Außen hui, innen pfui: Der Problemfall Krematorium
Seit Oktober 2010 sind auf dem Hauptfriedhof aufgrund eindringenden Grundwassers keine Einäscherungen mehr möglich. Die Zukunft ist ungewiss.
Krefeld. Majestätisch strecken sich die beiden steinernen Löwen vor dem Eingang zur Trauerhalle des Krematoriums im Westen des Hauptfriedhofs. Tief im Keller des klassizistischen Gebäudes gluckert das Wasser, das pausenlos abgepumpt werden muss. Das Bauwerk des Architekten Anton Rumpen (1877-1951) dümpelt seit Jahren im Grundwasser vor sich hin. Der Denkmalausschuss hatte hier zum Lokaltermin geladen.
Im Herbst 2011, exakt 100 Jahre nach dem Beschluss des Stadtrates vom 9. November 1911 zum Bau der damals heftig umstrittenen Anlage, beschloss der Bauausschuss das Aus für die städtische Trägerschaft.
Seit Oktober 2010 sind Einäscherungen nicht mehr möglich. Friedhofs-Chefin Heike Blondin zuckt die Schultern: „Wir haben mit einer Reihe von Bestattungsunternehmen über eine Übernahme gesprochen. Aber keiner will. Die Unterhaltungskosten scheinen zu hoch zu sein beziehungsweise sind kaum zu kalkulieren.“ Dazu komme die Konkurrenz in Willich, Düsseldorf und Duisburg, deren Preise für Einäscherungen nicht zu schlagen wären. Auch ein niederländisches Bestattungsunternehmen habe sich nach anfänglichem Interesse mit Blick auf die mageren Gewinnmöglichkeiten abrupt zurückgezogen.
Gegen eine eventuelle kulturelle Nutzung der Trauerhalle haben die beiden städtischen Denkmalschützer Veit Berroth und Monika Risse-Richter keine Einwände. Aber: „Das Alte muss bei einer neuen Nutzung lesbar bleiben und sich mit dem Denkmal vertragen.“ Einschränkend merkt Heike Blondin an, dass in der Halle nach wie vor die Möglichkeit besteht, Abschiedsfeiern zu begehen.
Im ersten und zweiten Untergeschoss ist die Kremationstechnik einschließlich der Öfen für die Einäscherung untergebracht. Mit Aufzügen wurden die vor 2010 jährlich 1300 Särge aus der Trauerhalle abgesenkt und anschließend verbrannt. Erst 2010 war der Verbrennungsbereich einschließlich moderner Ablufttechnik grundsaniert worden.

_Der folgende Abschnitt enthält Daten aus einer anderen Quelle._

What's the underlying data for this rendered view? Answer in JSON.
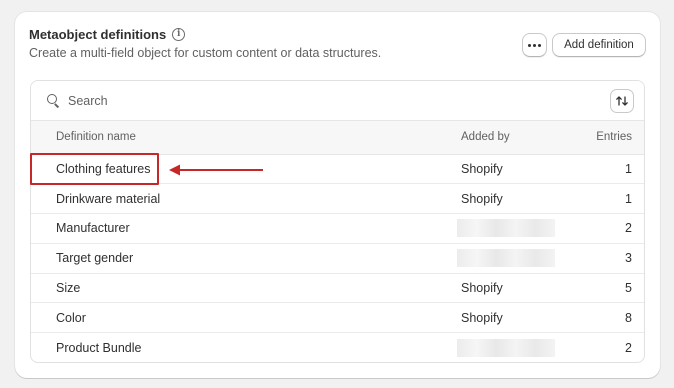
{
  "header": {
    "title": "Metaobject definitions",
    "info_glyph": "i",
    "subtitle": "Create a multi-field object for custom content or data structures.",
    "add_label": "Add definition"
  },
  "search": {
    "placeholder": "Search"
  },
  "table": {
    "columns": [
      "Definition name",
      "Added by",
      "Entries"
    ],
    "rows": [
      {
        "name": "Clothing features",
        "added_by": "Shopify",
        "entries": "1"
      },
      {
        "name": "Drinkware material",
        "added_by": "Shopify",
        "entries": "1"
      },
      {
        "name": "Manufacturer",
        "added_by": "",
        "entries": "2"
      },
      {
        "name": "Target gender",
        "added_by": "",
        "entries": "3"
      },
      {
        "name": "Size",
        "added_by": "Shopify",
        "entries": "5"
      },
      {
        "name": "Color",
        "added_by": "Shopify",
        "entries": "8"
      },
      {
        "name": "Product Bundle",
        "added_by": "",
        "entries": "2"
      }
    ]
  },
  "annotation": {
    "color": "#c62828"
  }
}
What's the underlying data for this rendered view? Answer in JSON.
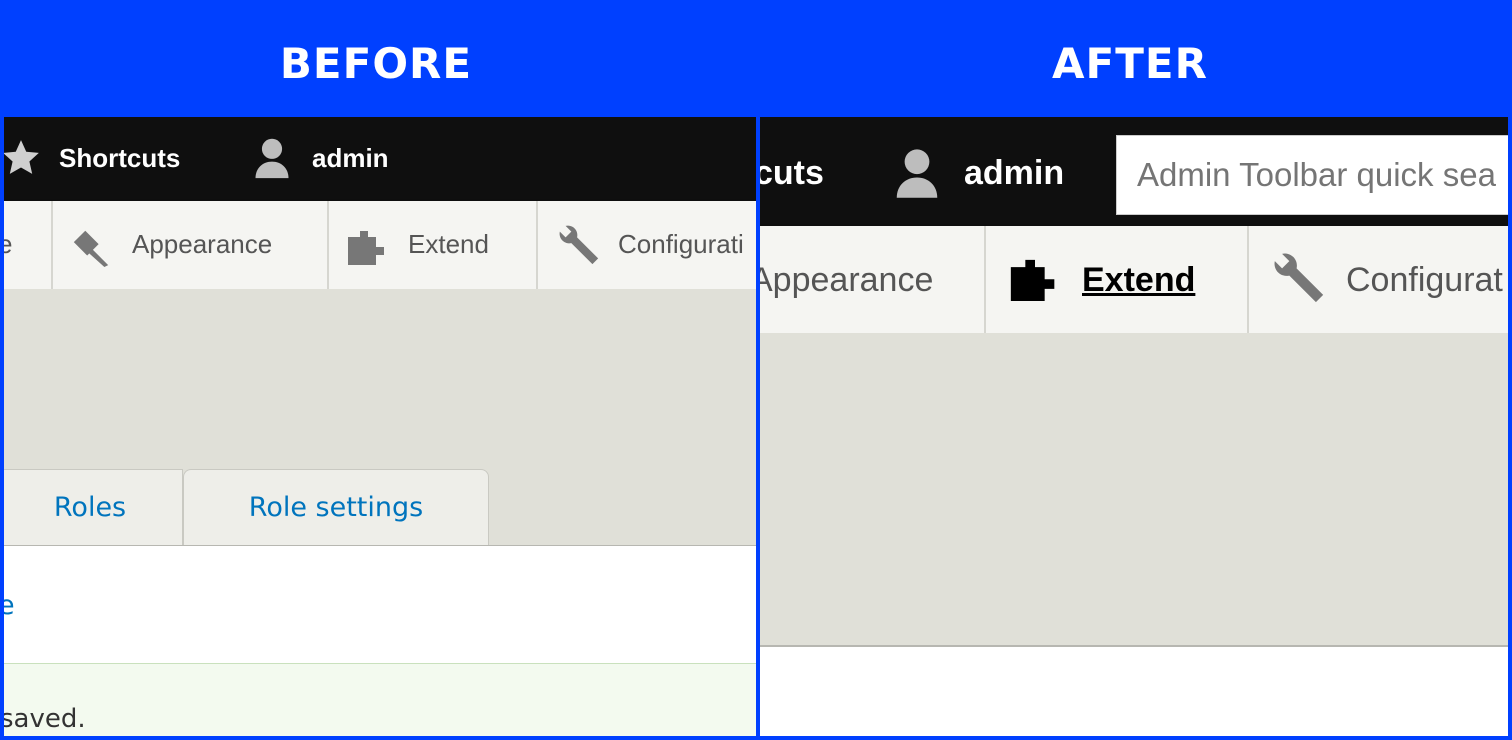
{
  "before": {
    "heading": "BEFORE",
    "toolbar": {
      "shortcuts_label": "Shortcuts",
      "user_label": "admin"
    },
    "tray": {
      "items": [
        {
          "label": "e"
        },
        {
          "label": "Appearance",
          "icon": "paintbrush-icon"
        },
        {
          "label": "Extend",
          "icon": "puzzle-icon"
        },
        {
          "label": "Configurati",
          "icon": "wrench-icon"
        }
      ]
    },
    "tabs": [
      "Roles",
      "Role settings"
    ],
    "content": {
      "link_fragment": "e",
      "message_fragment": "saved."
    }
  },
  "after": {
    "heading": "AFTER",
    "toolbar": {
      "shortcuts_fragment": "cuts",
      "user_label": "admin",
      "search_placeholder": "Admin Toolbar quick sea"
    },
    "tray": {
      "items": [
        {
          "label": "Appearance"
        },
        {
          "label": "Extend",
          "icon": "puzzle-icon",
          "active": true
        },
        {
          "label": "Configurat",
          "icon": "wrench-icon"
        }
      ]
    }
  },
  "colors": {
    "background": "#0040ff",
    "toolbar": "#0f0f0f",
    "tray": "#f5f5f2",
    "link": "#0074bd",
    "message_bg": "#f3faef"
  }
}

„Wir möchten die Anlagen gerne im Stück verkaufen“, sagt Heike Blondin. Es gebe Gespräche, aber es sei derzeit kein konkreter Interessent zu benennen. „Es wäre jammerschade, wenn wir nur noch den Schrottpreis erzielen könnten.“ Im zweiten Untergeschoss sind noch die Spuren des Wassers an den Wänden zu sehen. Rund einen halben Meter hoch war das Grundwasser bereits eingedrungen, bevor die Pumpen installiert wurden.
Deren Kosten belaufen sich pro Jahr auf rund 35 000 Euro. Geplant ist, dieses Geschoss in nächster Zeit nach Entfernung der Technik zu verfüllen. Veit Berroth aber verweist auf die Stahlträger an der Decke. „Da ist mir unwohl. Wer weiß, wie lange die in der Feuchtigkeit halten — 20 oder 30 Jahre?“ Dann werde das gesamte Gebäude instabil.
Am Schluss des Rundgangs blieben viele Fragezeichen und etliche ratlose Gesichter bei den Besuchern.